Utopia: How the US Remake Changes the UK Show’s Most Controversial Sequence
Amazon’s US Utopia remake does not pull its punches. It’s every bit as violent as the UK original…
Warning: Contains Utopia plot details (original and remake)
Compare the openings of the original Utopia and the US remake, and you’d be forgiven for thinking that the new version had softened the show’s hard edges. Right out of the gates, the 2013 UK original kicks off with a series of murders. In the aptly named Doomsday Comics shop, a pair of assassins cosh one man with a metal pipe, and gas another two men and a child to death. Before we know anything about Utopia’s story or its characters, we’re confronted by unsettling violence. Beware, is the message, nobody is safe here.
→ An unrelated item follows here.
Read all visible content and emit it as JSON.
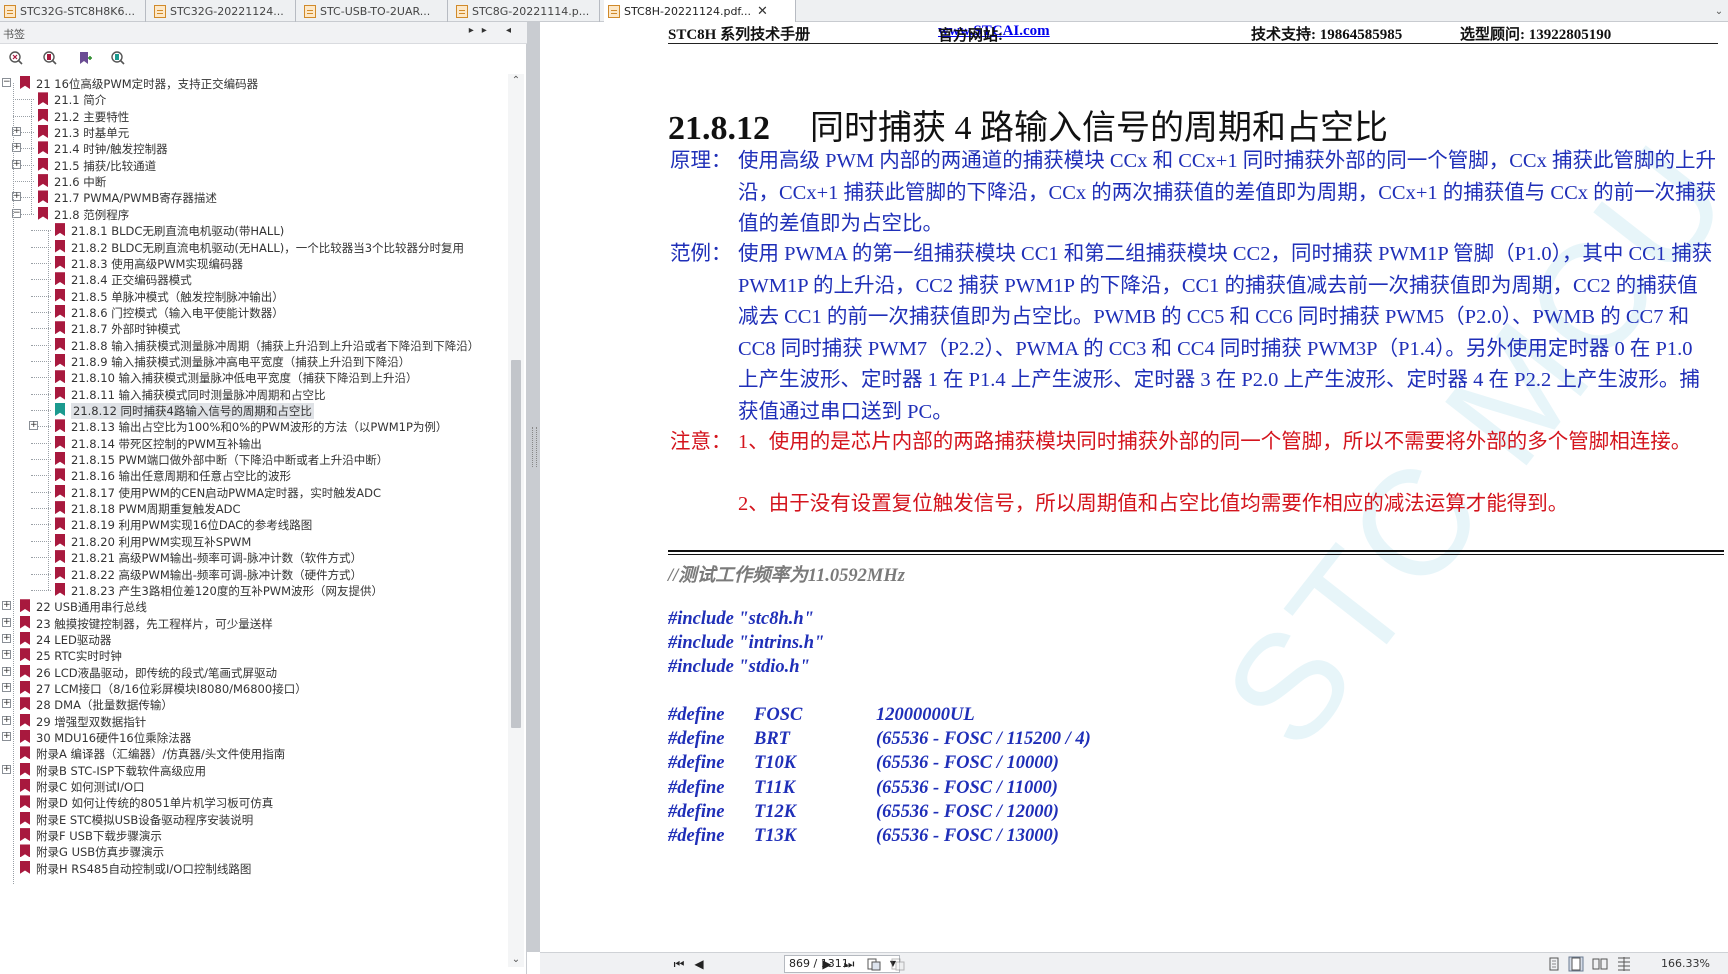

That attention-grabbing start isn’t replicated by the US version. The remake opens with a young couple moving into a newly inherited home, where they stumble upon the manuscript of an unpublished comic they think could be valuable and so put up for sale at a convention. It’s a much breezier and more upbeat opening, lacking the disquieting dread of the UK original.
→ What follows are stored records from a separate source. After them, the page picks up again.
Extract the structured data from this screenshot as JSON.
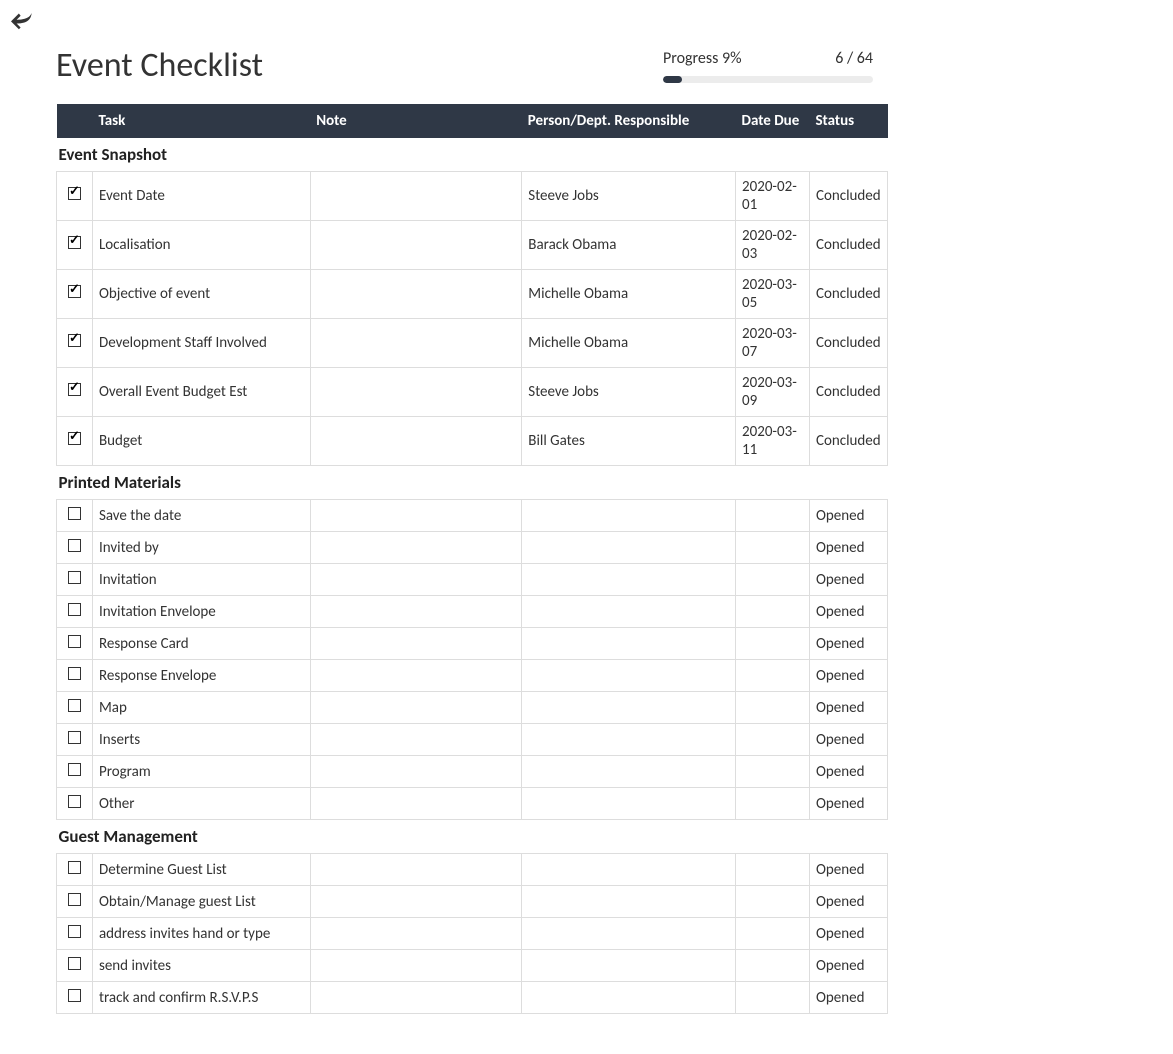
{
  "title": "Event Checklist",
  "progress": {
    "label": "Progress 9%",
    "count": "6 / 64",
    "percent": 9
  },
  "columns": {
    "check": "",
    "task": "Task",
    "note": "Note",
    "person": "Person/Dept. Responsible",
    "date": "Date Due",
    "status": "Status"
  },
  "sections": [
    {
      "name": "Event Snapshot",
      "rows": [
        {
          "checked": true,
          "task": "Event Date",
          "note": "",
          "person": "Steeve Jobs",
          "date": "2020-02-01",
          "status": "Concluded"
        },
        {
          "checked": true,
          "task": "Localisation",
          "note": "",
          "person": "Barack Obama",
          "date": "2020-02-03",
          "status": "Concluded"
        },
        {
          "checked": true,
          "task": "Objective of event",
          "note": "",
          "person": "Michelle Obama",
          "date": "2020-03-05",
          "status": "Concluded"
        },
        {
          "checked": true,
          "task": "Development Staff Involved",
          "note": "",
          "person": "Michelle Obama",
          "date": "2020-03-07",
          "status": "Concluded"
        },
        {
          "checked": true,
          "task": "Overall Event Budget Est",
          "note": "",
          "person": "Steeve Jobs",
          "date": "2020-03-09",
          "status": "Concluded"
        },
        {
          "checked": true,
          "task": "Budget",
          "note": "",
          "person": "Bill Gates",
          "date": "2020-03-11",
          "status": "Concluded"
        }
      ]
    },
    {
      "name": "Printed Materials",
      "rows": [
        {
          "checked": false,
          "task": "Save the date",
          "note": "",
          "person": "",
          "date": "",
          "status": "Opened"
        },
        {
          "checked": false,
          "task": "Invited by",
          "note": "",
          "person": "",
          "date": "",
          "status": "Opened"
        },
        {
          "checked": false,
          "task": "Invitation",
          "note": "",
          "person": "",
          "date": "",
          "status": "Opened"
        },
        {
          "checked": false,
          "task": "Invitation Envelope",
          "note": "",
          "person": "",
          "date": "",
          "status": "Opened"
        },
        {
          "checked": false,
          "task": "Response Card",
          "note": "",
          "person": "",
          "date": "",
          "status": "Opened"
        },
        {
          "checked": false,
          "task": "Response Envelope",
          "note": "",
          "person": "",
          "date": "",
          "status": "Opened"
        },
        {
          "checked": false,
          "task": "Map",
          "note": "",
          "person": "",
          "date": "",
          "status": "Opened"
        },
        {
          "checked": false,
          "task": "Inserts",
          "note": "",
          "person": "",
          "date": "",
          "status": "Opened"
        },
        {
          "checked": false,
          "task": "Program",
          "note": "",
          "person": "",
          "date": "",
          "status": "Opened"
        },
        {
          "checked": false,
          "task": "Other",
          "note": "",
          "person": "",
          "date": "",
          "status": "Opened"
        }
      ]
    },
    {
      "name": "Guest Management",
      "rows": [
        {
          "checked": false,
          "task": "Determine Guest List",
          "note": "",
          "person": "",
          "date": "",
          "status": "Opened"
        },
        {
          "checked": false,
          "task": "Obtain/Manage guest List",
          "note": "",
          "person": "",
          "date": "",
          "status": "Opened"
        },
        {
          "checked": false,
          "task": "address invites hand or type",
          "note": "",
          "person": "",
          "date": "",
          "status": "Opened"
        },
        {
          "checked": false,
          "task": "send invites",
          "note": "",
          "person": "",
          "date": "",
          "status": "Opened"
        },
        {
          "checked": false,
          "task": "track and confirm R.S.V.P.S",
          "note": "",
          "person": "",
          "date": "",
          "status": "Opened"
        }
      ]
    }
  ]
}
Right, you think, so the US version has toned down the violence and made the story more palatable. It’s going to avoid controversy and take a middle path. This is Utopia declawed.
Wrong, wrong and wrong. Keep watching, and by the end of the second episode, you’ll see that the remake has softened very little. Without the eerie atmosphere of Marc Munden’s direction and Cristobal Tapia de Veer’s score, there’s a lighter, less immersive tone, with more black comedy and certainly a more romantic take on Ian and Becky’s relationship, but murder? You got it. Torture? Yes sir. Executions? Oh boy. The order of events may have been shuffled, but the remake has just as much violence and bloodshed as the UK show – more, in fact. After all, America is the gun capital of the world.
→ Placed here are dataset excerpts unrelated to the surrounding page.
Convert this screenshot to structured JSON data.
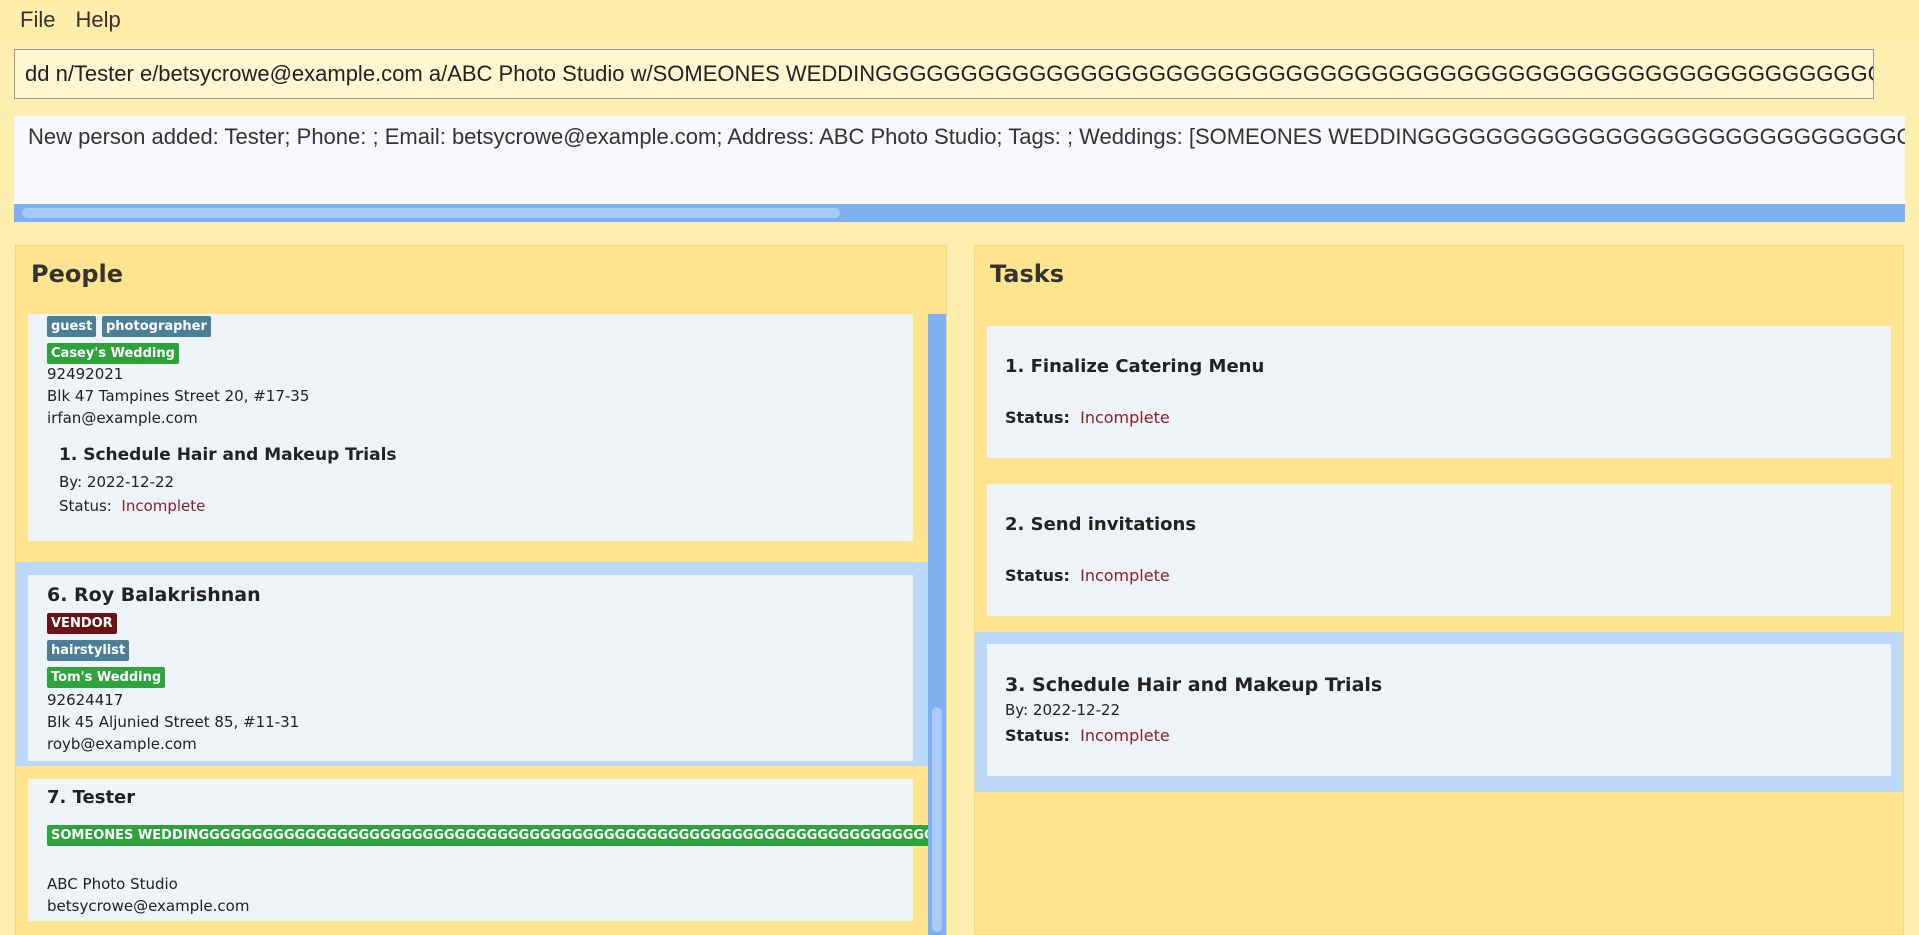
{
  "menu": {
    "file": "File",
    "help": "Help"
  },
  "command": {
    "value": "dd n/Tester e/betsycrowe@example.com a/ABC Photo Studio w/SOMEONES WEDDINGGGGGGGGGGGGGGGGGGGGGGGGGGGGGGGGGGGGGGGGGGGGGGGGGGGGGGGGGGGGGGGGGGGGGGGGGG"
  },
  "result": {
    "text": "New person added: Tester; Phone: ; Email: betsycrowe@example.com; Address: ABC Photo Studio; Tags: ; Weddings: [SOMEONES WEDDINGGGGGGGGGGGGGGGGGGGGGGGGGGGGGGGGGGGGGG"
  },
  "people": {
    "title": "People",
    "cards": [
      {
        "tags": [
          "guest",
          "photographer"
        ],
        "wedding": "Casey's Wedding",
        "phone": "92492021",
        "address": "Blk 47 Tampines Street 20, #17-35",
        "email": "irfan@example.com",
        "task": {
          "title": "1.  Schedule Hair and Makeup Trials",
          "by_label": "By:",
          "by_value": "2022-12-22",
          "status_label": "Status:",
          "status_value": "Incomplete"
        }
      },
      {
        "name": "6. Roy Balakrishnan",
        "role": "VENDOR",
        "tags": [
          "hairstylist"
        ],
        "wedding": "Tom's Wedding",
        "phone": "92624417",
        "address": "Blk 45 Aljunied Street 85, #11-31",
        "email": "royb@example.com"
      },
      {
        "name": "7. Tester",
        "wedding": "SOMEONES WEDDINGGGGGGGGGGGGGGGGGGGGGGGGGGGGGGGGGGGGGGGGGGGGGGGGGGGGGGGGGGGGGGGGGGGGGGG",
        "address": "ABC Photo Studio",
        "email": "betsycrowe@example.com"
      }
    ]
  },
  "tasks": {
    "title": "Tasks",
    "items": [
      {
        "title": "1. Finalize Catering Menu",
        "status_label": "Status:",
        "status_value": "Incomplete"
      },
      {
        "title": "2. Send invitations",
        "status_label": "Status:",
        "status_value": "Incomplete"
      },
      {
        "title": "3. Schedule Hair and Makeup Trials",
        "by_label": "By:",
        "by_value": "2022-12-22",
        "status_label": "Status:",
        "status_value": "Incomplete"
      }
    ]
  },
  "colors": {
    "background": "#ffefaf",
    "panel": "#ffe48f",
    "selection": "#bcdaf8",
    "scrollbar": "#7fb1f2",
    "wedding_tag": "#2fa33b",
    "tag": "#4a7f96",
    "vendor_tag": "#6a1414",
    "incomplete": "#8c1f2a"
  }
}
A sequence involving a shooting proved the show’s most controversial when the UK series first aired. Though the sand-bleach-chilli-spoon torture of Wilson Wilson was arguably more horrible to watch, the opening to episode three garnered more criticism to UK television’s regulatory body Ofcom. Of the 44 official complaints lodged about the series in the UK, 37 were about the start of episode three – enough for outrage-fuelled tabloid The Daily Mail to attempt to cash in on the moral panic (forgive us if we don’t link to that publication.)
In that opening sequence, an assassin enters a school (out of hours, so sparsely attended but still populated) and shoots dead eight children and two adults. Blessedly, the children’s deaths aren’t shown. We see the gunman and hear the gunfire, and later see the camera sweep over a distant shot of bodies on the ground. The most distressing scene comes at a moment of crisis for the assassin as he hesitates over a cowering child who’s been eating his own preferred brand of chocolate raisins, before the camera cuts away and a gunshot rings out.
Executive Producer Jane Featherstone defended the school shooting to The Guardian and denied that there was anything gratuitous about Utopia’s violence. “The drama is exploring the dehumanising effect of brutality on children,” she explained, urging the audience to view what the series has to say as a whole, not in isolated moments.
To provide some plot context for the school shooting, it was carried out by an operative of shady global organisation The Network in order to frame an 11-year-old boy. He was in possession of something valuable they wanted, and had gone into hiding. In order to flush him out, The Network framed the child as a spree shooter, ensuring that every police officer in the UK would be looking for him. A Network assassin performed the shooting wearing gloves made with the child’s fingerprints. CCTV footage was later faked to show the child, and not the assassin, pulling the trigger.
The US version borrows the same motivation. Shady global organisation The Harvest want to find an 11-year-old boy in hiding, so they frame him for a spree killing. The method is slightly different – instead of faking CCTV footage, The Harvest use a lookalike child on camera and then replace him with the adult assassin, both wearing the fingerprint gloves. The target too, has been changed. Instead of a school shooting, The Harvest plans a spree killing in a playpark. Then, in a last-minute twist, the assassin enters a family home and executes everybody inside. Three women, one man, three children and… a baby, who in the previous scene was being cuddled and celebrated for its “new baby smell”. Once again, the killer hesitates over a young boy eating his brand of chocolate raisins. Though as before, only the sound of gunfire is heard, it’s a horrific and shocking sequence that ends with still images of the blood-splattered home.
And proof, if ever it were needed, that the US Utopia does not pull its punches. It may save up the nasty surprises rather than leading with them, but the remake has every inch the violence of the UK original.
Utopia is available to stream now on Amazon Prime.